JetBlue’s first A321neo is named after the airline’s founder David Neeleman. (Photo: JetBlue)

In a blog post, JetBlue said: “When David brought together a group of airline veterans more than 20 years ago to create JetBlue, his vision of creating a low-cost airline that would bring humanity back to air travel was an instant sensation that shook up our industry. In the years since both David and Dave Barger built JetBlue into one of the most recognized and awarded airline brands in the world.”

JetBlue, indeed, has succeeded in offering the founder’s vision to its passengers on a daily basis. The New York-based carrier has already won seven awards in 2019, including “Best Domestic Airline” by the LA Travel Magazine Readers’ Choice Awards. Most recently, the airline announced its intentions to take its award-winning service across the pond with flights to London.

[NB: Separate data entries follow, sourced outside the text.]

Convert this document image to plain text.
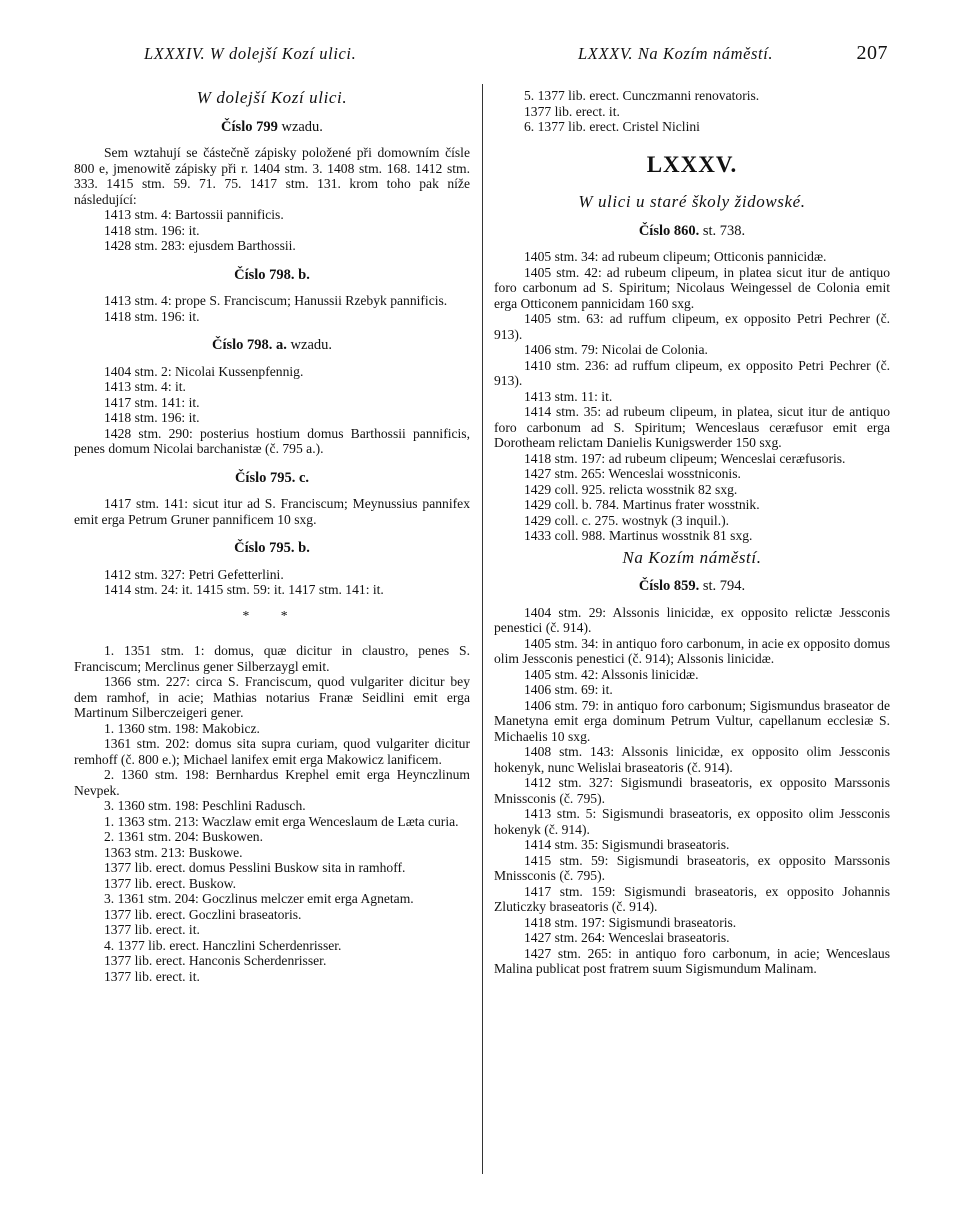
LXXXIV. W dolejší Kozí ulici.	LXXXV. Na Kozím náměstí.	207
W dolejší Kozí ulici.
Číslo 799 wzadu.

Sem wztahují se částečně zápisky položené při domowním čísle 800 e, jmenowitě zápisky při r. 1404 stm. 3. 1408 stm. 168. 1412 stm. 333. 1415 stm. 59. 71. 75. 1417 stm. 131. krom toho pak níže následující:

1413 stm. 4: Bartossii pannificis.

1418 stm. 196: it.

1428 stm. 283: ejusdem Barthossii.

Číslo 798. b.

1413 stm. 4: prope S. Franciscum; Hanussii Rzebyk pannificis.

1418 stm. 196: it.

Číslo 798. a. wzadu.

1404 stm. 2: Nicolai Kussenpfennig.

1413 stm. 4: it.

1417 stm. 141: it.

1418 stm. 196: it.

1428 stm. 290: posterius hostium domus Barthossii pannificis, penes domum Nicolai barchanistæ (č. 795 a.).

Číslo 795. c.

1417 stm. 141: sicut itur ad S. Franciscum; Meynussius pannifex emit erga Petrum Gruner pannificem 10 sxg.

Číslo 795. b.

1412 stm. 327: Petri Gefetterlini.

1414 stm. 24: it. 1415 stm. 59: it. 1417 stm. 141: it.

* *

1. 1351 stm. 1: domus, quæ dicitur in claustro, penes S. Franciscum; Merclinus gener Silberzaygl emit.

1366 stm. 227: circa S. Franciscum, quod vulgariter dicitur bey dem ramhof, in acie; Mathias notarius Franæ Seidlini emit erga Martinum Silberczeigeri gener.

1. 1360 stm. 198: Makobicz.

1361 stm. 202: domus sita supra curiam, quod vulgariter dicitur remhoff (č. 800 e.); Michael lanifex emit erga Makowicz lanificem.

2. 1360 stm. 198: Bernhardus Krephel emit erga Heynczlinum Nevpek.

3. 1360 stm. 198: Peschlini Radusch.

1. 1363 stm. 213: Waczlaw emit erga Wenceslaum de Læta curia.

2. 1361 stm. 204: Buskowen.

1363 stm. 213: Buskowe.

1377 lib. erect. domus Pesslini Buskow sita in ramhoff.

1377 lib. erect. Buskow.

3. 1361 stm. 204: Goczlinus melczer emit erga Agnetam.

1377 lib. erect. Goczlini braseatoris.

1377 lib. erect. it.

4. 1377 lib. erect. Hanczlini Scherdenrisser.

1377 lib. erect. Hanconis Scherdenrisser.

1377 lib. erect. it.

5. 1377 lib. erect. Cunczmanni renovatoris.

1377 lib. erect. it.

6. 1377 lib. erect. Cristel Niclini

LXXXV.
W ulici u staré školy židowské.
Číslo 860. st. 738.

1405 stm. 34: ad rubeum clipeum; Otticonis pannicidæ.

1405 stm. 42: ad rubeum clipeum, in platea sicut itur de antiquo foro carbonum ad S. Spiritum; Nicolaus Weingessel de Colonia emit erga Otticonem pannicidam 160 sxg.

1405 stm. 63: ad ruffum clipeum, ex opposito Petri Pechrer (č. 913).

1406 stm. 79: Nicolai de Colonia.

1410 stm. 236: ad ruffum clipeum, ex opposito Petri Pechrer (č. 913).

1413 stm. 11: it.

1414 stm. 35: ad rubeum clipeum, in platea, sicut itur de antiquo foro carbonum ad S. Spiritum; Wenceslaus ceræfusor emit erga Dorotheam relictam Danielis Kunigswerder 150 sxg.

1418 stm. 197: ad rubeum clipeum; Wenceslai ceræfusoris.

1427 stm. 265: Wenceslai wosstniconis.

1429 coll. 925. relicta wosstnik 82 sxg.

1429 coll. b. 784. Martinus frater wosstnik.

1429 coll. c. 275. wostnyk (3 inquil.).

1433 coll. 988. Martinus wosstnik 81 sxg.

Na Kozím náměstí.
Číslo 859. st. 794.

1404 stm. 29: Alssonis linicidæ, ex opposito relictæ Jessconis penestici (č. 914).

1405 stm. 34: in antiquo foro carbonum, in acie ex opposito domus olim Jessconis penestici (č. 914); Alssonis linicidæ.

1405 stm. 42: Alssonis linicidæ.

1406 stm. 69: it.

1406 stm. 79: in antiquo foro carbonum; Sigismundus braseator de Manetyna emit erga dominum Petrum Vultur, capellanum ecclesiæ S. Michaelis 10 sxg.

1408 stm. 143: Alssonis linicidæ, ex opposito olim Jessconis hokenyk, nunc Welislai braseatoris (č. 914).

1412 stm. 327: Sigismundi braseatoris, ex opposito Marssonis Mnissconis (č. 795).

1413 stm. 5: Sigismundi braseatoris, ex opposito olim Jessconis hokenyk (č. 914).

1414 stm. 35: Sigismundi braseatoris.

1415 stm. 59: Sigismundi braseatoris, ex opposito Marssonis Mnissconis (č. 795).

1417 stm. 159: Sigismundi braseatoris, ex opposito Johannis Zluticzky braseatoris (č. 914).

1418 stm. 197: Sigismundi braseatoris.

1427 stm. 264: Wenceslai braseatoris.

1427 stm. 265: in antiquo foro carbonum, in acie; Wenceslaus Malina publicat post fratrem suum Sigismundum Malinam.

Onboard the Pratt & Whitney GTF powered A321neo, passengers can expect an experience inspired by the same ideas and values that were important to David Neelman, according to the company. The aircraft will offer seatback-TVs, high-speed WiFi and USB ports among other amenities.

While JetBlue has not yet released any photos of the aircraft interior, it is expected to look similar to the airline’s newly refreshed A320s.

The new tail design seen on the A321neo was a collaborative effort between JetBlue’s design team and Neelman himself.

JetBlue said: “The pattern, dubbed “balloons,” includes five different colored balloons, representing the values which were selected by David and our founders long before JetBlue even had a name. Having David design the tail of the A321neo and dedicating the first one to him is our way of honoring his legacy and the impact he has made on JetBlue and our crewmembers.”

JetBlue’s board of directors replaced David Neeleman with Dave Barger as CEO in 2007. Since then, Neelman has kept himself very busy with Azul and TAP Air Portugal. Currently, he is preparing to launch Moxy, a new U.S. carrier that has orders for 60 A220-300s.

This article was updated on August 11, 2019 at 10:21 a.m. to correct a grammatical error involving Mr. Neeleman’s name.